For the past few years I’ve been the CTO of a division of Sony Pictures heading up Imageworks, Animation, and more recently Colorworks and Post Production. Before this time, I’d had opportunities to lead large teams on movies, but had never served in an executive position. These notes are mostly for myself, but hopefully someone else will benefit as well.

Keep it simple

The best ideas seem to be the simplest. And even a simple idea is usually pretty hard to implement. If I can’t figure out a simple one-liner pitch for the idea, it goes on my to-do list labeled “Big Ideas” until I can figure out what to do with it. I like visiting that list from time-to-time for inspiration.


I’ve long had a policy to try to take advantage of speaking opportunities because you learn so much by going through it. I’ve learned a lot by presenting ideas and updates to teams around Sony.

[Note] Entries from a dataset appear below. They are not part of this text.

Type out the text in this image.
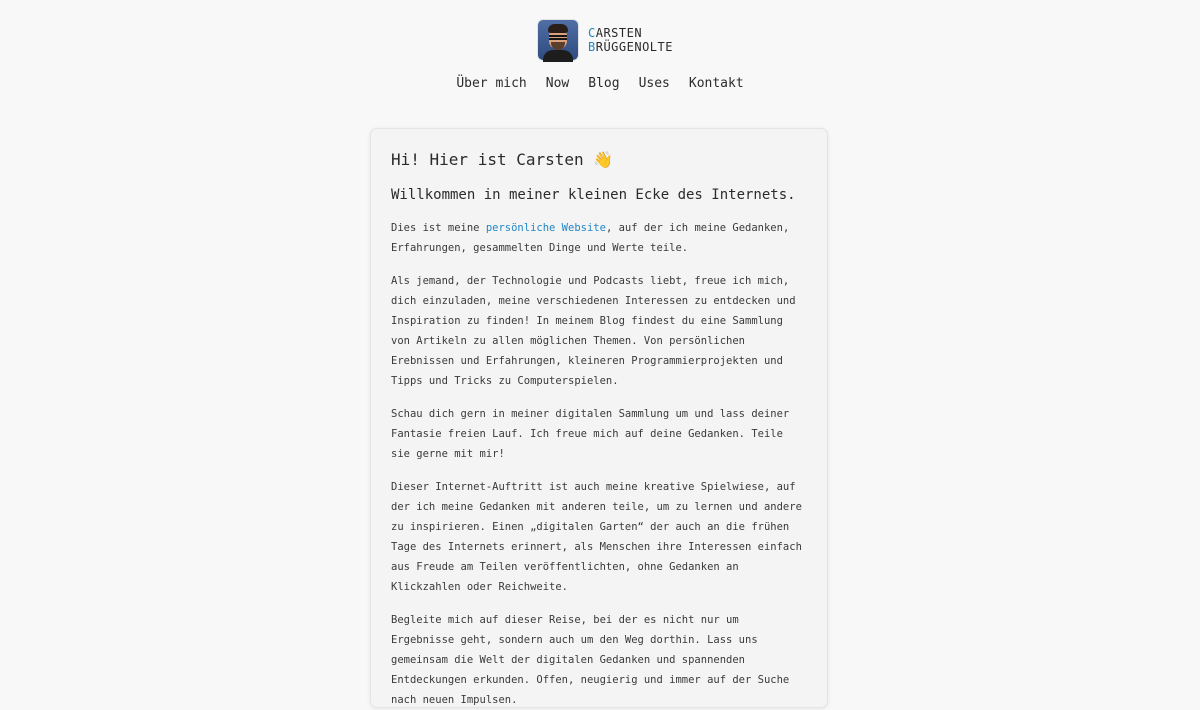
CARSTEN
BRÜGGENOLTE
Über mich Now Blog Uses Kontakt
Hi! Hier ist Carsten 👋
Willkommen in meiner kleinen Ecke des Internets.

Dies ist meine persönliche Website, auf der ich meine Gedanken, Erfahrungen, gesammelten Dinge und Werte teile.

Als jemand, der Technologie und Podcasts liebt, freue ich mich, dich einzuladen, meine verschiedenen Interessen zu entdecken und Inspiration zu finden! In meinem Blog findest du eine Sammlung von Artikeln zu allen möglichen Themen. Von persönlichen Erebnissen und Erfahrungen, kleineren Programmierprojekten und Tipps und Tricks zu Computerspielen.

Schau dich gern in meiner digitalen Sammlung um und lass deiner Fantasie freien Lauf. Ich freue mich auf deine Gedanken. Teile sie gerne mit mir!

Dieser Internet-Auftritt ist auch meine kreative Spielwiese, auf der ich meine Gedanken mit anderen teile, um zu lernen und andere zu inspirieren. Einen „digitalen Garten“ der auch an die frühen Tage des Internets erinnert, als Menschen ihre Interessen einfach aus Freude am Teilen veröffentlichten, ohne Gedanken an Klickzahlen oder Reichweite.

Begleite mich auf dieser Reise, bei der es nicht nur um Ergebnisse geht, sondern auch um den Weg dorthin. Lass uns gemeinsam die Welt der digitalen Gedanken und spannenden Entdeckungen erkunden. Offen, neugierig und immer auf der Suche nach neuen Impulsen.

There are whole books on how to do a great presentation. Here are the simple rules I’ve tried to stick to:

  1. 10 or fewer words per slide
  2. Be brief. Really brief if possible
  3. Have an intro, 3 points and a conclusion
  4. Make it fun

Repeat yourself

Sony is a large company and there are a lot of very talented people working in it. In order to move the needle, you have to spend time with a lot of people and pitch the same ideas over and over. If you’re like me, the actual process of pitching the idea improves it. And when you pitch a good idea to great people, they’ll have a take on it that will help grow and strengthen it.

Nothing was more rewarding to me than to see people on my teams demoing work that was inspired by an idea that I had been pitching. And, usually they had taken the concept way beyond what I imagined.

You can’t do it

I love getting hands-on in the details. In this role, my primary job has been to enable others to get hands-on while keeping aware of the big picture. Initially, this was a bit scary, but with amazing artists and engineers and an environment where they can do their best work, the net result is much better than just doing it myself.

I still got to dive in on FedEx Days, on particular projects and a few other times throughout the year, but handling all the details myself is not the job.

Be patient and persistent

Change takes time. I happen to be a person who likes change, but many people don’t. Warming people up to change and continually reminding people why the pain of the change is worthwhile seems to help. But it takes time, sometimes years. If it’s change that’s worthwhile, the persistence pays off.

Eliminate Red Tape

It’s really easy to create processes and procedures when you’re managing lots of people. Procedures give the impression of organized decision-making, but don’t usually put the emphasis on the quality of the final decision. Kill that and use the time you saved to talk with people who will then help you make better decisions.


Early in my life as CTO I tried a few things to try to reduce the barriers of communication between my post and everyone else in the company. First, a lot of people came and talked to me because they knew me from production, that helped. Second, I launched an IdeaTorrent which is like Google Moderator or Reddit but for ideas within Sony. I also used appointment slots on my calendar to actively encourage people to come up for office hours.

But my favorite: I would leave at least 5 hours a week on my schedule open to wander the halls and talk with people at their desks. Those times were more important than just about any other meeting on my calendar.